For repeated runs of the same retrieval (e.g. while iterating on a
manuscript), pass cache = TRUE to
pr_get_tree(). The cache lives under
tools::R_user_dir() by default; redirect with
pr_tree_cache_dir() if you want it inside the project.
See also
-
?pr_get_tree,?pr_date_tree,?pr_cite_tree,?reconcile_augment— the four entry points for prepR4pcm’s tree-handling. - pigauto’s full PCM workflow vignette — the downstream half, in detail.

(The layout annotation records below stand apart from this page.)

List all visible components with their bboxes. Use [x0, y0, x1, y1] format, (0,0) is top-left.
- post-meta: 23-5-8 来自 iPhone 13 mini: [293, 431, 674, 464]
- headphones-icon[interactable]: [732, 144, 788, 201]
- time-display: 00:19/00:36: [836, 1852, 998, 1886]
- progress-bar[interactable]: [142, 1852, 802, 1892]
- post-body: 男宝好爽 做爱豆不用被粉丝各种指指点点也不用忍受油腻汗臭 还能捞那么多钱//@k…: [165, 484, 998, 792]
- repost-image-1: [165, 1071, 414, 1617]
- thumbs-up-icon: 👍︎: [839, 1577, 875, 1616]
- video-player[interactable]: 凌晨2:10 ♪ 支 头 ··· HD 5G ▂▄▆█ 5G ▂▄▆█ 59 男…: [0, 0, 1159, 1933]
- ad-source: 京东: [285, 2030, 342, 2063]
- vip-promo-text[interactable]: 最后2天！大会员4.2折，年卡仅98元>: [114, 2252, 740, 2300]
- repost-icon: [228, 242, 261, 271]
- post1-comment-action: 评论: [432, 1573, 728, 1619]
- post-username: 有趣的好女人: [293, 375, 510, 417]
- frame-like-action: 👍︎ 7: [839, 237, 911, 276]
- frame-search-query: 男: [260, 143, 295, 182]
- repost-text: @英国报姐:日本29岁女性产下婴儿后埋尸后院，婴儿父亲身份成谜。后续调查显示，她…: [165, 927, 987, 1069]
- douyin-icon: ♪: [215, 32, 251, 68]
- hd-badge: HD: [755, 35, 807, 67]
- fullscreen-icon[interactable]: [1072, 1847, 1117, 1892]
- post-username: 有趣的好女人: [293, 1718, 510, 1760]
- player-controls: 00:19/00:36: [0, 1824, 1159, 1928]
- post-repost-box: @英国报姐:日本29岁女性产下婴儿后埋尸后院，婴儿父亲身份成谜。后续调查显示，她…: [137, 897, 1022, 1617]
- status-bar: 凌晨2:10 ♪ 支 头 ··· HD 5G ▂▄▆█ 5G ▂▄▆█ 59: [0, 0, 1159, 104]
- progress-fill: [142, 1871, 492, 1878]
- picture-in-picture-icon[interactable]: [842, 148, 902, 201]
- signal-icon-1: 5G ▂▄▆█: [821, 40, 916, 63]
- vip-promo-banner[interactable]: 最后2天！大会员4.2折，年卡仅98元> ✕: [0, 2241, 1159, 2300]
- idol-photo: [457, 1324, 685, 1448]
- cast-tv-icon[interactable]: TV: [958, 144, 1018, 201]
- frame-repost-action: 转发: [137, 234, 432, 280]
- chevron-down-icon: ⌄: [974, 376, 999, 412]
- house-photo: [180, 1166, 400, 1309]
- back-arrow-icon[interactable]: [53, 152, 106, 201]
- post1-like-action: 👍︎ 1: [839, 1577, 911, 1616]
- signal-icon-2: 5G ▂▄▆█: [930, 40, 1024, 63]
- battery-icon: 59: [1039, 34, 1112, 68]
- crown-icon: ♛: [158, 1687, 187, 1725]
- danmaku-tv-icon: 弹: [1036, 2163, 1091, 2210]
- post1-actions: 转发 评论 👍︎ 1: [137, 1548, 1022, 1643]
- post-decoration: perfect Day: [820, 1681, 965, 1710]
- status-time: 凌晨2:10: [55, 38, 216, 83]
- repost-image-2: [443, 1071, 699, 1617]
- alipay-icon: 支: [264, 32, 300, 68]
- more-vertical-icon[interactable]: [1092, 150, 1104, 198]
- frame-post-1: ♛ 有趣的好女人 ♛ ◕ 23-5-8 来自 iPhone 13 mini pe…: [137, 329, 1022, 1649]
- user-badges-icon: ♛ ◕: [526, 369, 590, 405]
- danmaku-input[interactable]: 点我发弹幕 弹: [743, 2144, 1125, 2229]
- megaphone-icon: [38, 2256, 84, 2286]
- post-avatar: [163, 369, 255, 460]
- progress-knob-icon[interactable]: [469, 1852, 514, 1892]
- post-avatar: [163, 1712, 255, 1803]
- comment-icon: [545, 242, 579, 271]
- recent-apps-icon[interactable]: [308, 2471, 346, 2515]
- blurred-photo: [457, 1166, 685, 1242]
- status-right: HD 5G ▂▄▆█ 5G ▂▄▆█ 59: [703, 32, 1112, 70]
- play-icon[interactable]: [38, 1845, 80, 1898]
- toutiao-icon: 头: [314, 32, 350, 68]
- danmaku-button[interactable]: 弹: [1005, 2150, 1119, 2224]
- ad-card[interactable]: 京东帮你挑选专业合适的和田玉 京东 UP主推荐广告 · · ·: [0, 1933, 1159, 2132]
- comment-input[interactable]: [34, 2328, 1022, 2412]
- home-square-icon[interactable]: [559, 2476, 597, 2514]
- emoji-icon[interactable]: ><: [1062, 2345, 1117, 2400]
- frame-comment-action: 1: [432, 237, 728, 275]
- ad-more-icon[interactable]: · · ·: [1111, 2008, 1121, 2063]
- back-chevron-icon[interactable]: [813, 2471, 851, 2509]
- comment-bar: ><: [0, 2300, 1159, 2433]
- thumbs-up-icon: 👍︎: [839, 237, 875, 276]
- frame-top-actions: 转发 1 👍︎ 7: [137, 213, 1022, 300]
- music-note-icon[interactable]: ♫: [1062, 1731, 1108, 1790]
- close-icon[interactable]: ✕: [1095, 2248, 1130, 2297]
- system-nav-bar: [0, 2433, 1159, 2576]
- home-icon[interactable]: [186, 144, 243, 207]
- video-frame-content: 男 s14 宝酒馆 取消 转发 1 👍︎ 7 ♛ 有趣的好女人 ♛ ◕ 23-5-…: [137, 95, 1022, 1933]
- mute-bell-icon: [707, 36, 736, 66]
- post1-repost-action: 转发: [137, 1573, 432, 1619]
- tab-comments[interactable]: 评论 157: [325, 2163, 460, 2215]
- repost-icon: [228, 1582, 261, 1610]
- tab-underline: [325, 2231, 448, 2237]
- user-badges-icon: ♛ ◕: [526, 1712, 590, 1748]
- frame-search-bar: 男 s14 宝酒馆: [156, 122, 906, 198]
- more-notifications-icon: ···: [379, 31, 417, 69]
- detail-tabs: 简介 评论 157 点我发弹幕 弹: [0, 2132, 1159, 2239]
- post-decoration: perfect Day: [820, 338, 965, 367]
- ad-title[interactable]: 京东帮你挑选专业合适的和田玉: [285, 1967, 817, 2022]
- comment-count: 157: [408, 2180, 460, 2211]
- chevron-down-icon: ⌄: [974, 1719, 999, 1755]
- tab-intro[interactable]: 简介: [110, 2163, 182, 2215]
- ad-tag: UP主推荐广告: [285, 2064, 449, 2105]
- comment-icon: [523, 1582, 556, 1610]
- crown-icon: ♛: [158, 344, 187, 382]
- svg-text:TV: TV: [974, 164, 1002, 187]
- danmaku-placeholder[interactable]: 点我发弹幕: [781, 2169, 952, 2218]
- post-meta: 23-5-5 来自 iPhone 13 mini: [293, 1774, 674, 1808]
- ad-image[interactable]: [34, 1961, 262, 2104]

- Sanchez Reyes et al. (2024). DateLife: Leveraging databases and analytical tools to reveal the dated Tree of Life. Systematic Biology 73(2): 470–485. DOI 10.1093/sysbio/syae015.
- Rabosky et al. (2018). An inverse latitudinal gradient in speciation rate for marine fishes. Nature 559: 392–395. DOI 10.1038/s41586-018-0273-1.